Evet, Adalet ve Kalkınma Partisinin Eylül 2020'den önce başladığı seçim kanunlarında değişiklik teklifi çalışmaları bir buçuk yıl sonra Türkiye Büyük Millet Meclisi Genel Kuruluna ulaştı. Bu arada, bu sürenin bir kısmını MHP'yle birlikte yürüttüklerini ve ortak imzayla teklifi sunduklarını hatırlatalım.

Komisyon görüşmeleri sırasında basına yansıttıkları tartışma başlıklarını anımsatmıştım. Kulaklarına fısıldanan gazetecilere göre, seçim barajının yüzde 1'e düşürülmesi, yüzde 5'e düşürülmesi, yüzde 7'ye düşürülmesi tartışılmış; Türkiye milletvekilliği tartışılmış; yine, Adalet ve Kalkınma Partisi kendi içerisinde yani 100-150 milletvekilinin aldıkları oy oranında Mecliste temsil edilmesine olanak tanıyacak bir düzenlemeyi tartışmışlar; yine, hazine yardımından yararlanma şartlarının değiştirilmesini tartışmış Adalet ve Kalkınma Partisi; yine, ittifak içerisinde baraj olup olmamasını tartışmış kendi içerisinde; dar bölgeyi tartışmış, daraltılmış bölgeyi tartışmış; il ve ilçe seçim kurulu başkan ve hâkim üyelerinin Yüksek Seçim Kurulu tarafından atanmasını da tartışmışlar; sandık kurulu üyelerinin belirlenmesinin yöntemine dair de tartışma yürütmüşler fakat biz bu tartışma başlıklarının ayrıntılarını bilmiyoruz, bundan daha fazla olduğunu tahmin edebiliriz.

Tartışma başlıkları ve bugün görüştüğümüz tekliflerle ilgili olarak şunu söyleyebilirim: Bu teklif kesinlikle bir toplumsal ihtiyacın karşılanması amacını taşımıyor.
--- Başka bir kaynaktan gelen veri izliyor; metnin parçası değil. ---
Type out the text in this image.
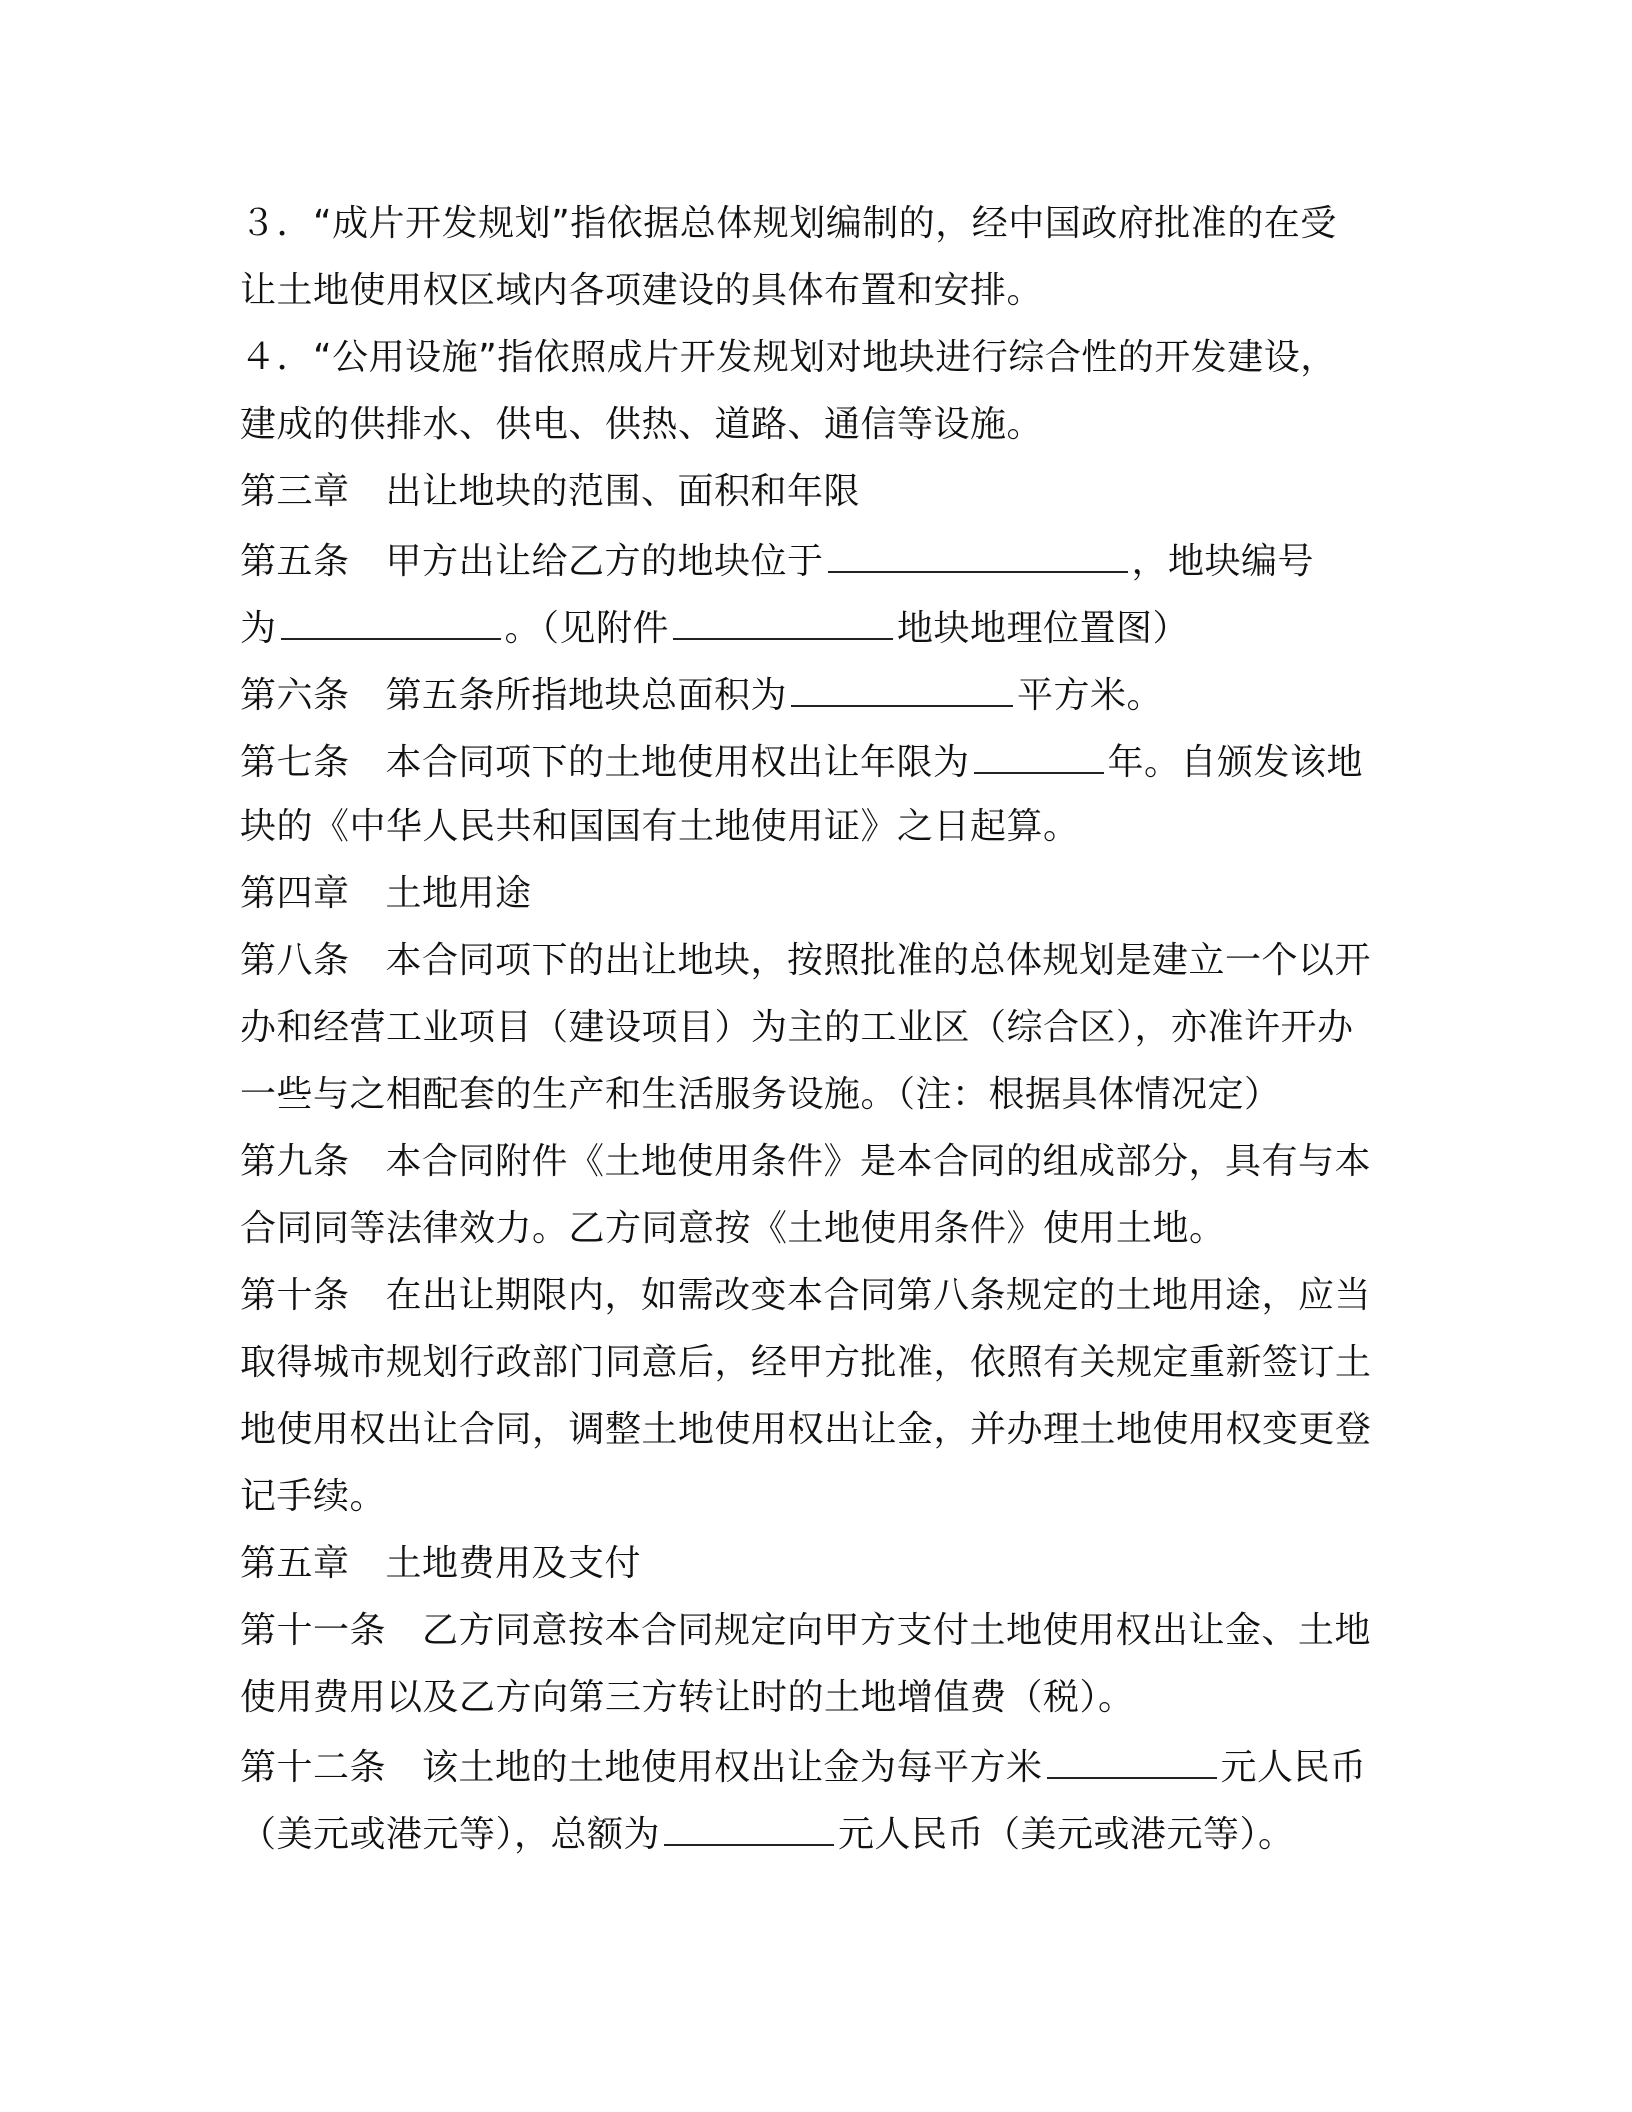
３．“成片开发规划”指依据总体规划编制的，经中国政府批准的在受
让土地使用权区域内各项建设的具体布置和安排。
４．“公用设施”指依照成片开发规划对地块进行综合性的开发建设，
建成的供排水、供电、供热、道路、通信等设施。
第三章 出让地块的范围、面积和年限
第五条 甲方出让给乙方的地块位于	，地块编号
为	。（见附件	地块地理位置图）
第六条 第五条所指地块总面积为	平方米。
第七条 本合同项下的土地使用权出让年限为	年。自颁发该地
块的《中华人民共和国国有土地使用证》之日起算。
第四章 土地用途
第八条 本合同项下的出让地块，按照批准的总体规划是建立一个以开
办和经营工业项目（建设项目）为主的工业区（综合区），亦准许开办
一些与之相配套的生产和生活服务设施。（注：根据具体情况定）
第九条 本合同附件《土地使用条件》是本合同的组成部分，具有与本
合同同等法律效力。乙方同意按《土地使用条件》使用土地。
第十条 在出让期限内，如需改变本合同第八条规定的土地用途，应当
取得城市规划行政部门同意后，经甲方批准，依照有关规定重新签订土
地使用权出让合同，调整土地使用权出让金，并办理土地使用权变更登
记手续。
第五章 土地费用及支付
第十一条 乙方同意按本合同规定向甲方支付土地使用权出让金、土地
使用费用以及乙方向第三方转让时的土地增值费（税）。
第十二条 该土地的土地使用权出让金为每平方米	元人民币
（美元或港元等），总额为	元人民币（美元或港元等）。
Yani istediğiniz kahvehaneye gidebilirsiniz, insanların toplu olarak bulunduğu her yere gidebilirsiniz "Adalet ve Kalkınma Partisi ile Milliyetçi Hareket Partisi seçim kanunlarında böyle bir değişiklik öngörüyorlar, ne dersiniz? Bu sizin gündeminizde mi?" diye sorun, emin olun, yüzde 99'undan fazlasını heyecanlandırmayacak; ayrıca, böyle bir gündemleri olmadığını göreceksiniz.

Ayrıca, gerçekten, seçim kurumunun, seçim kurullarının bir dizi sorunu var. Bakın, ben Komisyonda da söyledim, burada bir kez daha söylüyorum: 2012-2013'te, o dönem Yüksek Seçim Kurulunda temsilcisi olan siyasi partilerin; Milliyetçi Hareket Partisinin, Adalet ve Kalkınma Partisinin, Cumhuriyet Halk Partisinin, Halkların Demokratik Partisi kurulmadan önce Barış ve Demokrasi Partisinin, ayrıca Saadet Partisinin temsilcilerinin birlikte çalıştıkları, Yüksek Seçim Kurulu bürokratlarının ve Yüksek Seçim Kurulu üyesi yargıçların birlikte çalıştıkları tasarılar vardı, seçim yasalarını bir bütün olarak tartışmıştı o zaman bu ekip. Eğer gerçekten bu ülke için bir şey yapmak istiyorsanız, seçim yasalarında toplumun yararına bir düzenleme yapmak istiyorsanız başlangıç noktası orası olmalı, yoksa bu getirdiğiniz düzenlemelerin hiçbiri toplum yararına değil. Peki, kimin yararına? Cumhur İttifakı'nın yararına. Neden? Çünkü yüzde 7'nin kimin için getirildiği belli, ittifakların çıkaracağı milletvekilini hesaplama yönteminin değiştirilmesinin de kimin için getirildiği belli; seçim kurullarının başkanlarının kıdemli hâkimler arasından değil kurayla belirlenmesinin hangi amacı taşıdığı da belli, kime hizmet edeceği de belli; Cumhurbaşkanının seçim yasaklarından muaf tutulmasına ilişkin düzenlemenin de kime hizmet ettiği belli; yine, seçmen kütüklerinin üç ay öncesinin, bir yıl öncesinin esas alınmasının da kime hizmet ettiği belli. Ben birazdan kime hizmet ettiğini anlatacağım.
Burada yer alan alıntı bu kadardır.